Until recently George Bailey was an integral and very successful member of the team, and had a good BBL – not picked. Cam White, who has captained Australia and in the form of his life – not picked. Even Ferguson, deemed good enough to play a test for Australia in November, and a proven ODI player for Australia – not picked. As Cam White said very accurately, the ODI squad is now basically a development squad. It shouldn’t be.
Then there is the selection of the captain of that tour. With Smith and Warner missing there was no skipper. Finch has captained before and is a very good captain. Instead the job went to Wade. Now I’m not partial to Wade, but even so this made little sense given that the squad would split in two shortly. The test squad would head off to India under Smith, and the T20 side would play a bunch against Sri Lanka with Finch captaining. Surely it makes sense that if Finch was in the slot for the T20 why not start him off as ODI captain? As it happens, with Wade injured Finch is captain anyway.
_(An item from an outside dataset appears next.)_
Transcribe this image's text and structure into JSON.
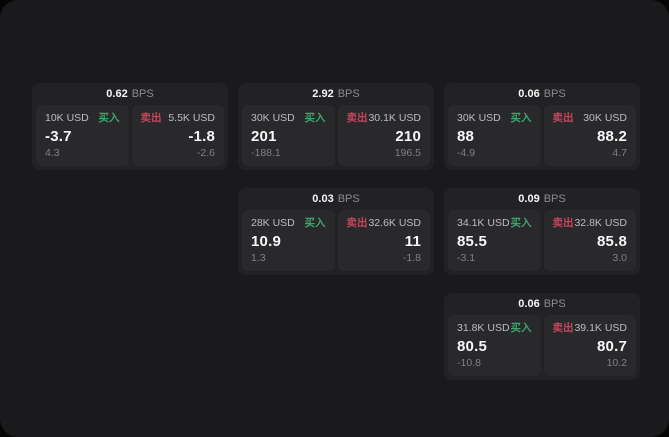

Finally there’s the test squad. This is my smallest beef. India is a tough place to tour, and my own view is that we should play to our strengths – quality pace and reverse swing bowling. That’s how we won there before. We’re taking the top line fast bowlers, but otherwise picked 4 spinners. Lyon was always going to be picked, though will likely be a dud again. O’Keefe is a NSW favourite and odds on. He’s a handy player, but no better. I’d happily have left him off the plane. The other selections are more audacious – young leg-spinner Swepson and Ashton Agar. I like both of them, but can’t see how we’re going to give 4 spinners all a game. When you factor in Maxwell too (a good selection) who can bowl handy spin that’s a heavy hand.
Travis Head missed out again. I’m a big fan of him and reckon he should have been selected when Maddinson was. He’s a talented batter and another very handy bowler. I sort of support his omission though, not because he’s not good enough, but because I’d like to keep him ripe for the Ashes next summer.
Finally there’s that damn man Wade again. Somehow he’s been selected as our only wicketkeeper for the tour. I think it’s just dumb. His batting doesn’t live up to the hype and his keeping is behind 3-4 more capable Australian wicketkeepers, like Nevill. He’s particularly ordinary keeping to spin, but is going to India to keep on dusty, big spinning pitches with 4+ spinners down the other end. Someone explain that to me.
On a tour to India I just don’t think you can take that chance. Imagine missing a stumping chance against Kohli when he’s on 10, and he goes on to make a hundred or more. Is it worth that? Certainly his batting doesn’t justify that faith.
I just don’t know where the selectors are at. I loved Mark Waugh as a batsman, but think he’s a fruitcake as a selector. And Hohns, who has done great service to Australia, made comments during the week that left a lot of heads shaking.
I’m happy to be proved wrong. I think we’ll do better than expected in India, but I don’t know that we’ve helped ourselves a lot. It’s an opinion business though – and this is mine.